Les jeunes mariés de Chessy, en Seine-et-Marne, réclament à la commune le paiement de l'astreinte financière fixée par la justice. Le montant total pourrait atteindre 15 500 euros.
Un refus de mariage contesté
Depuis plusieurs mois, l'ancien maire de Chessy refusait de célébrer l'union de Matilda, une Finlandaise de 50 ans, et Abdel, un Algérien de 40 ans (les prénoms ont été modifiés). Il estimait que ce mariage était « arrangé », en raison notamment d'une ancienne obligation de quitter le territoire français (OQTF) visant le marié. Cette situation a conduit le couple à saisir la justice.
Une astreinte imposée par le tribunal
Le 27 janvier, le juge de l'exécution du tribunal de Meaux a imposé à la mairie une astreinte de 500 euros par jour si elle ne publiait pas les bans fixant la date du mariage avant le 29 janvier. Si le mariage n'était pas célébré à la date annoncée, l'astreinte devait même passer à 3 000 euros par jour. Le nouveau maire, Cyril Marsaud (DVD), a finalement célébré l'union le 11 avril, appliquant ainsi la décision de justice.
Nouvelle assignation en justice
Le 12 mai, le couple a de nouveau assigné la commune devant le juge de l'exécution pour obtenir le paiement de l'astreinte. Selon leurs calculs, la somme due s'élève à 15 500 euros. L'audience s'est tenue le même jour. La décision du tribunal est attendue.

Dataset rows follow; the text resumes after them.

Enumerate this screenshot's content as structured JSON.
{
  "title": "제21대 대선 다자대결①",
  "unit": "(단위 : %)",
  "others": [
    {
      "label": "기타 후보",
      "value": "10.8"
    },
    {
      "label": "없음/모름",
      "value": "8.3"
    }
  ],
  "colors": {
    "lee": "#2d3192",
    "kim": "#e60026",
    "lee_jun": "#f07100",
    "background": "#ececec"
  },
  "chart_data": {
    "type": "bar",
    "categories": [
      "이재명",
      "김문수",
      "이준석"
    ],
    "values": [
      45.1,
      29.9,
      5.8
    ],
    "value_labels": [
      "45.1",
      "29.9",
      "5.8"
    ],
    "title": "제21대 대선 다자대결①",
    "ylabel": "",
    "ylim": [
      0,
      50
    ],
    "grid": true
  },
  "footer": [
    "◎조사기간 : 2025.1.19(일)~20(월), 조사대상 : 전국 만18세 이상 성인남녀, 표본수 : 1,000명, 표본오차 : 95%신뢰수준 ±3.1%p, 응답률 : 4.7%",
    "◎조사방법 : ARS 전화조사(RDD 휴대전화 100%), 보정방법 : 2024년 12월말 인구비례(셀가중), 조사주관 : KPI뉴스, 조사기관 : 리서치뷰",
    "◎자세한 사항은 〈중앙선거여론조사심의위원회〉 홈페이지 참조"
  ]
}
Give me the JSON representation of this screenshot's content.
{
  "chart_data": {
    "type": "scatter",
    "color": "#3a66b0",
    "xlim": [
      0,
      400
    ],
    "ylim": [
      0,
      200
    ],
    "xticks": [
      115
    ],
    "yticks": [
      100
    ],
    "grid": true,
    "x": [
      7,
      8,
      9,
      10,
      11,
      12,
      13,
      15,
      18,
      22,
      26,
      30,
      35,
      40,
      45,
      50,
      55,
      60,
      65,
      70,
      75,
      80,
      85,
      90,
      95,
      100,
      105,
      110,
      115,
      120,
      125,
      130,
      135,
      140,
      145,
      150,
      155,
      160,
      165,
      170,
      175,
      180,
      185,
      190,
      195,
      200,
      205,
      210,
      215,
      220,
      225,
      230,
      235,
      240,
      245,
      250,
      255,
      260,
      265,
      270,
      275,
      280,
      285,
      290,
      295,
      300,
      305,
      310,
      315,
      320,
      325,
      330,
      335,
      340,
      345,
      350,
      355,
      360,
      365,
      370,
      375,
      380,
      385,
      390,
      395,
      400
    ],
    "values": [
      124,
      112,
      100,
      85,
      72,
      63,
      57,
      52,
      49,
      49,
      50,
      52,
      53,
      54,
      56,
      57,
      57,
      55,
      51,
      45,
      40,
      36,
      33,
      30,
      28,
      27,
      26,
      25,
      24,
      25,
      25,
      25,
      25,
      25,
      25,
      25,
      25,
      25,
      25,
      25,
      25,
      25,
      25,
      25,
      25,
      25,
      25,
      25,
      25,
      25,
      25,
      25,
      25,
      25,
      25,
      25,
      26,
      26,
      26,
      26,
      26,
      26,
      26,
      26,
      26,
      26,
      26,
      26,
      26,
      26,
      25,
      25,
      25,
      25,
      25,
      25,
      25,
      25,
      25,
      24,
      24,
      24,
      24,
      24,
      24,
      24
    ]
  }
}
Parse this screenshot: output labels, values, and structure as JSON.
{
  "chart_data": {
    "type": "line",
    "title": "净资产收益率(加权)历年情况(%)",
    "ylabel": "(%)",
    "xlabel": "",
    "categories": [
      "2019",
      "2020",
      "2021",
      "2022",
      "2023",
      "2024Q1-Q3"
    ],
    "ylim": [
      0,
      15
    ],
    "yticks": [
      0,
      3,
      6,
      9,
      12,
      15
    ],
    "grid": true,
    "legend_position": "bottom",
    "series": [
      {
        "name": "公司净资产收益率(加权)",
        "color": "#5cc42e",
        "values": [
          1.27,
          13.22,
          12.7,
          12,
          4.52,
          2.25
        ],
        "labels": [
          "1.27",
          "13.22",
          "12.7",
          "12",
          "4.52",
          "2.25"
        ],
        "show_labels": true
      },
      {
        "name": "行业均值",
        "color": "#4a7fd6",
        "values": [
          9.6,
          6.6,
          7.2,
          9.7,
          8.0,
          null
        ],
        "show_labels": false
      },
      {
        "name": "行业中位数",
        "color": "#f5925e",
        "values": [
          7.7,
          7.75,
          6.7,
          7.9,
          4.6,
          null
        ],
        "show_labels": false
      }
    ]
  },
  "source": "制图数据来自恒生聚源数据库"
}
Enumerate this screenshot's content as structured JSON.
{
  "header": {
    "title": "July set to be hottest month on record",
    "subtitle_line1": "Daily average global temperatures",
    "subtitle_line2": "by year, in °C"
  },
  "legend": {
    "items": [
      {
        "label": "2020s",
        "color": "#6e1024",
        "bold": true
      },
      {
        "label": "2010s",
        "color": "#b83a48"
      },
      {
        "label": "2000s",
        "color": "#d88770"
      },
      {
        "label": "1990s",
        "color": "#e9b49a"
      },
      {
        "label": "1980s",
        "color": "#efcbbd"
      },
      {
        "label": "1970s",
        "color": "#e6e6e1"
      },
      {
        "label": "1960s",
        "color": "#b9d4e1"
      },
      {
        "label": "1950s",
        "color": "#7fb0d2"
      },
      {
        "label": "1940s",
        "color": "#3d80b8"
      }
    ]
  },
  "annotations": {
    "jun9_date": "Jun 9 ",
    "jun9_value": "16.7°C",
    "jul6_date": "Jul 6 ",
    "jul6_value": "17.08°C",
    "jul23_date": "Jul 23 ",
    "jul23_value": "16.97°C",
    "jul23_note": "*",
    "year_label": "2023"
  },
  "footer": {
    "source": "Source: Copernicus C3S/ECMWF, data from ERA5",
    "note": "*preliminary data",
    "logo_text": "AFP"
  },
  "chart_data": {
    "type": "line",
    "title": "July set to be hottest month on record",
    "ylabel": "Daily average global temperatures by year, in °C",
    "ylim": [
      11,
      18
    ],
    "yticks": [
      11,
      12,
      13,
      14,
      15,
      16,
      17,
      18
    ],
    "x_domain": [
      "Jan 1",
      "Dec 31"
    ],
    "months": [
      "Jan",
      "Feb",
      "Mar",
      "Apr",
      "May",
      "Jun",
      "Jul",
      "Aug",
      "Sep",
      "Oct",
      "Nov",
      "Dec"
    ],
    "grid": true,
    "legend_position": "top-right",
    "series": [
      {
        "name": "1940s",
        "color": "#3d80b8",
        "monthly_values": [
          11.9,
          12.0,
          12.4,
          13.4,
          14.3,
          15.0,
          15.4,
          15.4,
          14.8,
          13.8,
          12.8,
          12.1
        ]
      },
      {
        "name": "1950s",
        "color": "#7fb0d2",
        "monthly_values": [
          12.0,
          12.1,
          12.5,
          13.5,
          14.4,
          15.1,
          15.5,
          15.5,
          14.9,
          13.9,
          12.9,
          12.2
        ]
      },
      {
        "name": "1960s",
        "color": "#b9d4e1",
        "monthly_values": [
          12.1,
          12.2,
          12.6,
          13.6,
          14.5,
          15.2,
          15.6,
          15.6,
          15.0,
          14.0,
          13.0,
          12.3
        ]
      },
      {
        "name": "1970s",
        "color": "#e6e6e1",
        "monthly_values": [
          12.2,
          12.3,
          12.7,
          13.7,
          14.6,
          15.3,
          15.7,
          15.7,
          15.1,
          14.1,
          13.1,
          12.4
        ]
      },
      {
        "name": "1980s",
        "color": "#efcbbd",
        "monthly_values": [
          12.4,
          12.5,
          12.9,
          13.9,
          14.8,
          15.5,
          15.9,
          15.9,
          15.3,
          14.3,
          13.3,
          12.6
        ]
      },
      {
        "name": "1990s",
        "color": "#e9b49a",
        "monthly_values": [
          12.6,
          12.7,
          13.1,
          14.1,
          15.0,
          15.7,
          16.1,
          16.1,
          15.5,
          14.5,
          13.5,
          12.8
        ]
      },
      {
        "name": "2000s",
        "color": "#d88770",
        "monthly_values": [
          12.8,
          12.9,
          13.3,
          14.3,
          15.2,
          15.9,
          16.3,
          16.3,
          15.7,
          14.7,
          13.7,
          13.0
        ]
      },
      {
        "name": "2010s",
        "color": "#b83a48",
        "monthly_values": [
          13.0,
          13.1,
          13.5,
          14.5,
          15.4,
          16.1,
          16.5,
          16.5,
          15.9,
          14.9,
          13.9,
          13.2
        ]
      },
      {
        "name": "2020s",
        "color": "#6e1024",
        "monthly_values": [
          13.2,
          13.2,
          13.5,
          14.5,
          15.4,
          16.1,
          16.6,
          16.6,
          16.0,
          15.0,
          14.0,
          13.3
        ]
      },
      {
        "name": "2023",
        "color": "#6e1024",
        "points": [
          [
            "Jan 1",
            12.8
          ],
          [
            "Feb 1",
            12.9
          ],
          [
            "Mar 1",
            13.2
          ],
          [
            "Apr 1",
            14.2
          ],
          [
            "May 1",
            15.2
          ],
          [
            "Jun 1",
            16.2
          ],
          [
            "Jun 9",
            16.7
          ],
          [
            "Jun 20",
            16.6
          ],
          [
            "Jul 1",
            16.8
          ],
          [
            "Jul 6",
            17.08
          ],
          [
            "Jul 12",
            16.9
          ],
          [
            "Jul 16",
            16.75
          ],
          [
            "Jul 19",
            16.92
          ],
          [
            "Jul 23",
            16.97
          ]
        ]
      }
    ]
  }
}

Cette affaire met en lumière les tensions entre les pouvoirs municipaux et la justice en matière de mariage, notamment lorsque des critères subjectifs comme la notion de mariage « arrangé » entrent en jeu. Les époux espèrent que cette action en justice permettra de faire respecter leurs droits et de dissuader d'autres communes de prendre des décisions similaires.